這實在很嚇人。光是肥胖就已經夠令我難受了,如果我不只胖,腦袋也不好,那我根本就不可能靠一份我自己也喜歡的工作謀生。這件事促使我開始研究最新的腦造影技術,最後我決定接受在當時還有爭議的單光子發射電腦斷層掃描(single photon emission computed tomography,SPECT),好知道大腦背叛我的原因。在預約的那天,我來到矽谷腦造影中心(Silicon Valley Brain Imaging),技術人員將放射性的糖注射進我的手臂。接著我的大腦利用了那些糖之後,放射性的示蹤劑就顯示出,我的前額葉皮質(大腦裡最高度演化也最晚才演化出來的部分)在我試圖專注時竟然沒有任何活動。當時,我不只失去了正值壯年時期應有的健康,連大腦裡基礎的「硬體」也失靈了。最糟的是,我完全不懂這一切背後的原因。畢竟,醫生和所有主流醫療專家告訴我的,我都照做了。
我來自以自然科學角度思考的背景,這點透露了我解決問題的方式。我的祖父母相識時,兩人都是曼哈頓計畫(Manhattan Project)[註一]的成員,而我的祖母因她在核子科學方面的研究,贏得了頗具聲望的終身成就獎。
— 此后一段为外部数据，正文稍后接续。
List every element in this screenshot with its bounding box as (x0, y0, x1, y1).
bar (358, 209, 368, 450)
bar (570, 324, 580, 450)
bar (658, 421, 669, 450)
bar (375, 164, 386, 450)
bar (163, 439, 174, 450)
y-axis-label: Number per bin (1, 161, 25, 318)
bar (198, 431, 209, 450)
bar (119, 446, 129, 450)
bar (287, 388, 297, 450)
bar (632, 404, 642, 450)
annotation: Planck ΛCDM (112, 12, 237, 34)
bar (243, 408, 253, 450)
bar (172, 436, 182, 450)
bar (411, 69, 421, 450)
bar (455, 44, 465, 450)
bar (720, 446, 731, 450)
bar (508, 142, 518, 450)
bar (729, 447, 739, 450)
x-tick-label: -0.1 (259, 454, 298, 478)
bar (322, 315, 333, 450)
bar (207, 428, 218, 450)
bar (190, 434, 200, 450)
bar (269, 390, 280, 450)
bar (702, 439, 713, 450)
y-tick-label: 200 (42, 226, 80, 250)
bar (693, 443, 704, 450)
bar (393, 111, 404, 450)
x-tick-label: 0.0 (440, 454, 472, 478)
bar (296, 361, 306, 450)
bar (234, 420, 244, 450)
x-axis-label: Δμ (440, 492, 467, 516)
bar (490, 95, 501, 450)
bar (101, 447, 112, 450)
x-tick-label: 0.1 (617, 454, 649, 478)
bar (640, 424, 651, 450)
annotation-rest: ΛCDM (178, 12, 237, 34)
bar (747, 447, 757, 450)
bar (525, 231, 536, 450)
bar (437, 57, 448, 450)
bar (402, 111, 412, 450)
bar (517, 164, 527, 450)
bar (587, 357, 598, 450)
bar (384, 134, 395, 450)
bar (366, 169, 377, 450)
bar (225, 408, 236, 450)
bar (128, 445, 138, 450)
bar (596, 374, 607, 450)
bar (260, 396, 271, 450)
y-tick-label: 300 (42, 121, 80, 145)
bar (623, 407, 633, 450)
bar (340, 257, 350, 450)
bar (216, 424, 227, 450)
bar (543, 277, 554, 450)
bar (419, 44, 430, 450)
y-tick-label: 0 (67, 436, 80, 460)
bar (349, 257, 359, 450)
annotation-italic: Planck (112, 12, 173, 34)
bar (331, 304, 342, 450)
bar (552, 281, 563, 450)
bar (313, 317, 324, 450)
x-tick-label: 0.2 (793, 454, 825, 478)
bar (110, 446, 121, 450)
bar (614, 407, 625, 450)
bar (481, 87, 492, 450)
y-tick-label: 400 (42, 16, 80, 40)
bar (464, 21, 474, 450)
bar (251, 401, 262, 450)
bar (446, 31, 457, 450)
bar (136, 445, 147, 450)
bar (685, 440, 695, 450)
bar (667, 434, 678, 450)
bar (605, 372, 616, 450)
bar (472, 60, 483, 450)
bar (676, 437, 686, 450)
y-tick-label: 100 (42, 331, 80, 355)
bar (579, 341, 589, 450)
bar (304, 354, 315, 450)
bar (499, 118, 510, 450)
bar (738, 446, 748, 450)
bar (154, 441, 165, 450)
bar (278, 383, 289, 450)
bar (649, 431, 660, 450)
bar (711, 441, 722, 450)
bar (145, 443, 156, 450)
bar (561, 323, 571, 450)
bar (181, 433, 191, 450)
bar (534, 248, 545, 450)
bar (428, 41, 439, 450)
我在八歲時,就得到了自己專用的電腦,這使我成為少數40多歲、卻有超過30年電腦經驗的人。我在大學主要修習决策支持系统(decision support systems)[註二],這是人工智慧領域裡的一門獨立學科。自我有記憶以來,科學和科技的力量就一直是我生活的一部分,所以當我在健康和事業方面遭遇危機時,我也向這股力量尋求協助,希望能找到解答。